EN 636 is a standard for the manufacture of plywood and not its use. The requirements for glue bond and natural biological durability being two distinct and, in essence, unrelated aspects of the manufacture of plywood, should be addressed in separate clauses. This also, and quite appropriately, will provide the manufacturer with the opportunity to declare an exterior glue bond (marking their plywood EN 636-3), even when using a wood species with lower, including "not durable", natural biological durability. Use of EN 636-1, EN 636-2 and EN 636-3 will be as the reference to glue bond only.

The subsequent use of plywood, either with (enabling plywood to be used in the more onerous Use Classes in the way they have been for many years and particularly plywood manufactured with wood species with high strength but low natural biological durability) or without the application of an appropriate preservative treatment or coating system, is contingent on the designer or specifier knowing the make-up of the plywood. TS 1099 is the guidance document developed to assist designers and specifiers in this regard, but its use relies on the provision, by the plywood manufacturer, of complete and concise details of wood species used. Enter the EUTR.

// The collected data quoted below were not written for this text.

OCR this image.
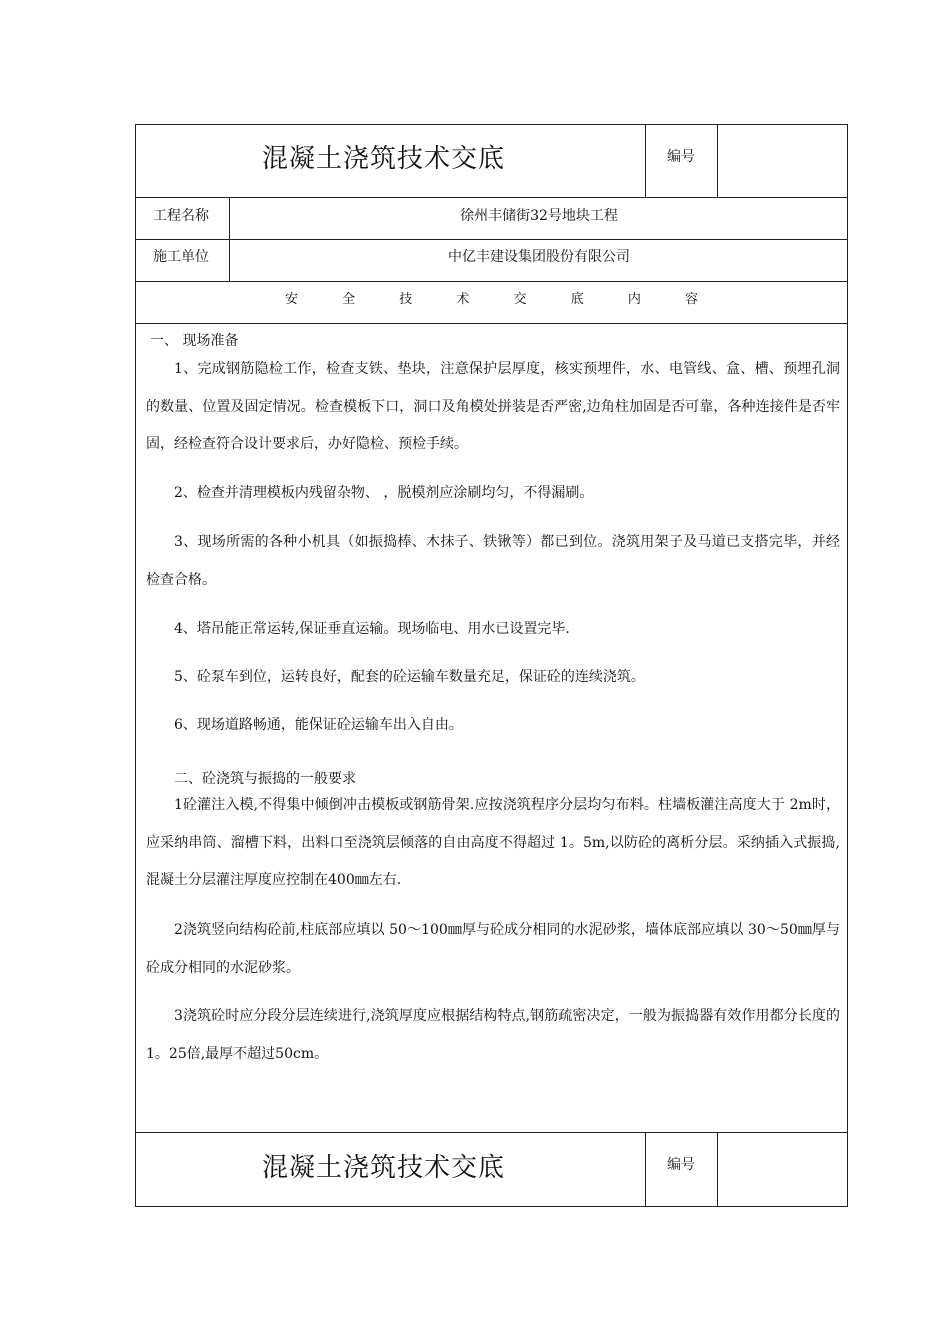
混凝土浇筑技术交底	编号
工程名称	徐州丰储街32号地块工程
施工单位	中亿丰建设集团股份有限公司
安 全 技 术 交 底 内 容
一、 现场准备

1、完成钢筋隐检工作，检查支铁、垫块，注意保护层厚度，核实预埋件，水、电管线、盒、槽、预埋孔洞的数量、位置及固定情况。检查模板下口，洞口及角模处拼装是否严密,边角柱加固是否可靠，各种连接件是否牢固，经检查符合设计要求后，办好隐检、预检手续。

2、检查并清理模板内残留杂物、 ，脱模剂应涂刷均匀，不得漏刷。

3、现场所需的各种小机具（如振捣棒、木抹子、铁锹等）都已到位。浇筑用架子及马道已支搭完毕，并经检查合格。

4、塔吊能正常运转,保证垂直运输。现场临电、用水已设置完毕.

5、砼泵车到位，运转良好，配套的砼运输车数量充足，保证砼的连续浇筑。

6、现场道路畅通，能保证砼运输车出入自由。

二、砼浇筑与振捣的一般要求

1砼灌注入模,不得集中倾倒冲击模板或钢筋骨架.应按浇筑程序分层均匀布料。柱墙板灌注高度大于 2m时，应采纳串筒、溜槽下料，出料口至浇筑层倾落的自由高度不得超过 1。5m,以防砼的离析分层。采纳插入式振捣,混凝土分层灌注厚度应控制在400㎜左右.

2浇筑竖向结构砼前,柱底部应填以 50～100㎜厚与砼成分相同的水泥砂浆，墙体底部应填以 30～50㎜厚与砼成分相同的水泥砂浆。

3浇筑砼时应分段分层连续进行,浇筑厚度应根据结构特点,钢筋疏密决定，一般为振捣器有效作用都分长度的1。25倍,最厚不超过50cm。

混凝土浇筑技术交底	编号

The forthcoming adoption of the CPR provides the ideal opportunity for the incorporation, into EN 636, of the revised approach and the disassociation of glue bond from natural biological durability.

Under the CPR, importers and distributors are legally obliged to obtain and pass on the Declaration of Performance with all that new information in it. This will ensure that everyone along the supply chain will be fully conversant with the revised approach in a very short time.

And no bona fide plywood manufacturer can possibly object to any of the above – all of it is to their best advantage. And we will be able, once and for all, to get rid of the ridiculous use of CE2+ as if it were a specification!